One of the reasons Browne was drawn to the job was because he felt he could “make a difference”.

“It’s obvious that people are motivated to want to improve, which for me is important because you can go and work in places where people just want to plod along and things never get better. But I think Singapore wants to improve. I think that there's people there that have the motivation to want to improve and for me, I'm very pleased to be a part of that and hopefully to play a significant role in that improvement,” he said.

He added that the opportunity to work in Singapore was “appealing”.

“While I was in Qatar, I was very fortunate (that) I was able to travel to a lot of different countries for football-related matters … Having that experience opens your eyes and it gives you a taste of what life is like in other countries,” explained Browne, who had been to Singapore twice.

“So it's something that has always appealed to me, and the opportunity to work in a country such as Singapore is appealing. Singapore has got a fantastic reputation as a good country to live in lots of different aspects.”


The end goal, said Browne, will be to produce players which improve the calibre of the national team. 

His long-term vision for Singapore football is for the country to produce players who are capable of getting the national team eventually to a level where they are a “real player” at the Southeast Asian level and have a “real chance” of qualifying for a World Cup.

“Ultimately, if the players aren't improving, then things aren't going to plan. So, my ... definite aim or ambition would be to ensure that the country is in a position whereby the level of players that are being produced are enabling the senior teams to perform better,” said Browne.

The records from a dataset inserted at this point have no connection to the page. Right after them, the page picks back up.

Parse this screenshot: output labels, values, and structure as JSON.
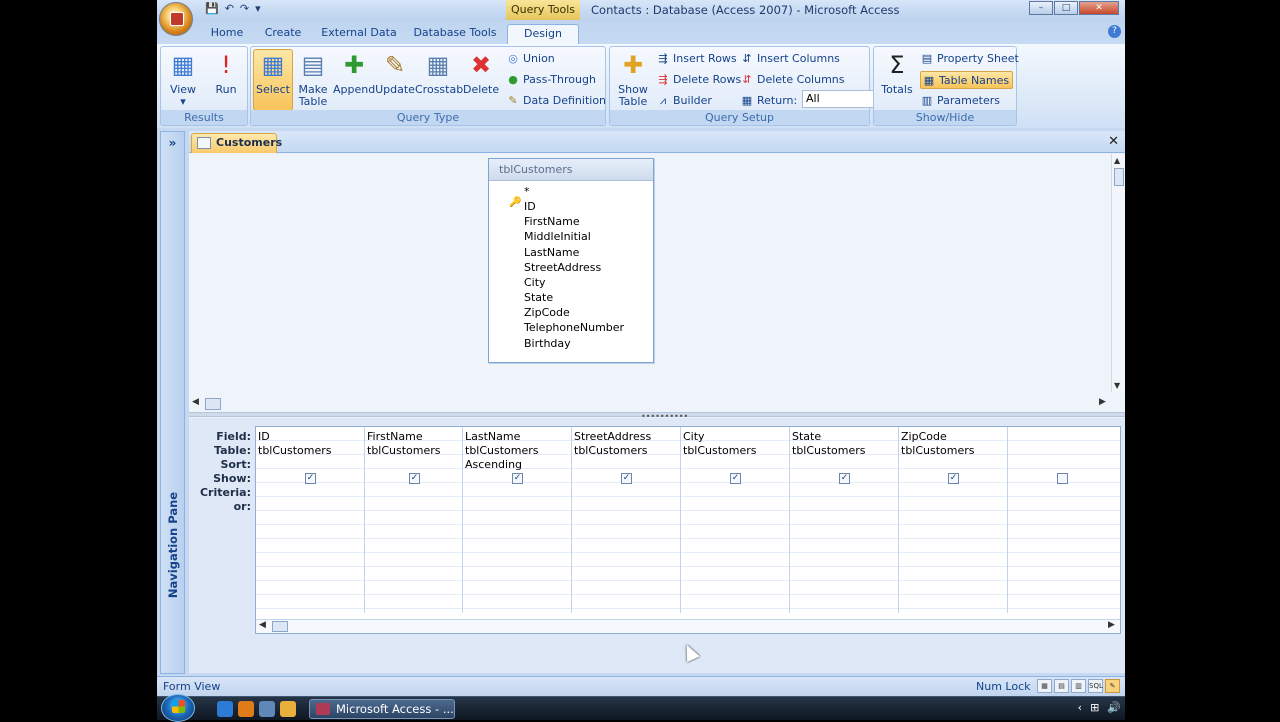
{
  "title": {
    "contextual_label": "Query Tools",
    "window_title": "Contacts : Database (Access 2007) - Microsoft Access",
    "controls": [
      "–",
      "□",
      "✕"
    ]
  },
  "tabs": [
    {
      "label": "Home"
    },
    {
      "label": "Create"
    },
    {
      "label": "External Data"
    },
    {
      "label": "Database Tools"
    },
    {
      "label": "Design",
      "active": true
    }
  ],
  "ribbon": {
    "results": {
      "label": "Results",
      "view": "View",
      "run": "Run"
    },
    "query_type": {
      "label": "Query Type",
      "select": "Select",
      "make_table_1": "Make",
      "make_table_2": "Table",
      "append": "Append",
      "update": "Update",
      "crosstab": "Crosstab",
      "delete": "Delete",
      "union": "Union",
      "pass_through": "Pass-Through",
      "data_definition": "Data Definition"
    },
    "query_setup": {
      "label": "Query Setup",
      "show_table_1": "Show",
      "show_table_2": "Table",
      "insert_rows": "Insert Rows",
      "delete_rows": "Delete Rows",
      "builder": "Builder",
      "insert_columns": "Insert Columns",
      "delete_columns": "Delete Columns",
      "return_label": "Return:",
      "return_value": "All"
    },
    "show_hide": {
      "label": "Show/Hide",
      "totals": "Totals",
      "property_sheet": "Property Sheet",
      "table_names": "Table Names",
      "parameters": "Parameters"
    }
  },
  "nav_pane": {
    "toggle": "»",
    "label": "Navigation Pane"
  },
  "document": {
    "tab_label": "Customers",
    "close": "✕"
  },
  "table_box": {
    "name": "tblCustomers",
    "fields": [
      "*",
      "ID",
      "FirstName",
      "MiddleInitial",
      "LastName",
      "StreetAddress",
      "City",
      "State",
      "ZipCode",
      "TelephoneNumber",
      "Birthday"
    ]
  },
  "grid": {
    "row_labels": {
      "field": "Field:",
      "table": "Table:",
      "sort": "Sort:",
      "show": "Show:",
      "criteria": "Criteria:",
      "or": "or:"
    },
    "columns": [
      {
        "field": "ID",
        "table": "tblCustomers",
        "sort": "",
        "show": true
      },
      {
        "field": "FirstName",
        "table": "tblCustomers",
        "sort": "",
        "show": true
      },
      {
        "field": "LastName",
        "table": "tblCustomers",
        "sort": "Ascending",
        "show": true
      },
      {
        "field": "StreetAddress",
        "table": "tblCustomers",
        "sort": "",
        "show": true
      },
      {
        "field": "City",
        "table": "tblCustomers",
        "sort": "",
        "show": true
      },
      {
        "field": "State",
        "table": "tblCustomers",
        "sort": "",
        "show": true
      },
      {
        "field": "ZipCode",
        "table": "tblCustomers",
        "sort": "",
        "show": true
      },
      {
        "field": "",
        "table": "",
        "sort": "",
        "show": false
      }
    ]
  },
  "status": {
    "left": "Form View",
    "num_lock": "Num Lock",
    "view_icons": [
      "▦",
      "▤",
      "▥",
      "SQL",
      "✎"
    ]
  },
  "taskbar": {
    "task_label": "Microsoft Access - ..."
  }
}
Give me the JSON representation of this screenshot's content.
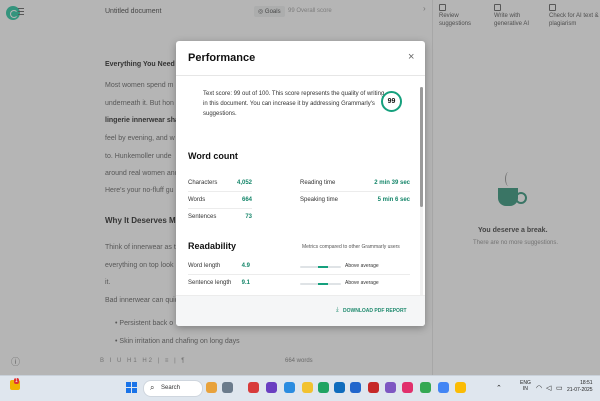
{
  "app": {
    "doc_title": "Untitled document",
    "goals_label": "Goals",
    "overall_score_label": "99 Overall score"
  },
  "editor": {
    "heading1": "Everything You Need",
    "p1": [
      "Most women spend m",
      "underneath it. But hon",
      "lingerie innerwear sha",
      "feel by evening, and w",
      "to. Hunkemoller unde",
      "around real women and",
      "Here's your no-fluff gu"
    ],
    "heading2": "Why It Deserves M",
    "p2": [
      "Think of innerwear as t",
      "everything on top look",
      "it."
    ],
    "p3": "Bad innerwear can quic",
    "bullets": [
      "Persistent back o",
      "Skin irritation and chafing on long days"
    ],
    "toolbar": "B  I  U  H1 H2  |  ≡  |  ¶",
    "word_count": "664 words"
  },
  "right_panel": {
    "tabs": [
      {
        "label": "Review suggestions"
      },
      {
        "label": "Write with generative AI"
      },
      {
        "label": "Check for AI text & plagiarism"
      }
    ],
    "break_title": "You deserve a break.",
    "break_sub": "There are no more suggestions."
  },
  "modal": {
    "title": "Performance",
    "close": "×",
    "score_text": "Text score: 99 out of 100. This score represents the quality of writing in this document. You can increase it by addressing Grammarly's suggestions.",
    "score": "99",
    "word_count_title": "Word count",
    "counts": [
      {
        "label": "Characters",
        "value": "4,052"
      },
      {
        "label": "Words",
        "value": "664"
      },
      {
        "label": "Sentences",
        "value": "73"
      }
    ],
    "times": [
      {
        "label": "Reading time",
        "value": "2 min 39 sec"
      },
      {
        "label": "Speaking time",
        "value": "5 min 6 sec"
      }
    ],
    "readability_title": "Readability",
    "metrics_note": "Metrics compared to other Grammarly users",
    "readability": [
      {
        "label": "Word length",
        "value": "4.9",
        "status": "Above average"
      },
      {
        "label": "Sentence length",
        "value": "9.1",
        "status": "Above average"
      }
    ],
    "download": "DOWNLOAD PDF REPORT"
  },
  "taskbar": {
    "weather_badge": "1",
    "search_label": "Search",
    "lang_line1": "ENG",
    "lang_line2": "IN",
    "time": "18:51",
    "date": "21-07-2025"
  },
  "colors": {
    "accent": "#15a07d",
    "value_green": "#15866a",
    "cup": "#1f8a6e"
  }
}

He noted how the lowest-ranked team to have qualified for the World Cup was North Korea at 105th.

“If Singapore is to qualify for a World Cup, then ideally, both men and women, you need the ranking to improve. And how does the ranking improve? The ranking improves by getting results and how do you get results? You get results by hopefully producing players that are going to improve the team,” he added.

Singapore’s men’s football team are currently ranked 159th in the world, while the women’s football team are 132nd.

“Every country will produce national team players. So regardless of who works in Singapore, Singapore will produce national team players. That's not enough because what you need to do is that you need to produce players that are going to help the national team improve the level. And that's the hard part,” said Browne.

“Unless the national team is improving, then all you're going to do is perpetuate the current situation, which is you know, you're going to be floating along in 140, 150 for the men's ranking, and it needs to improve.

"So, for me definitely the priority is to try and ensure that the national team coaches have a better pool of better quality players that will help them achieve those results.”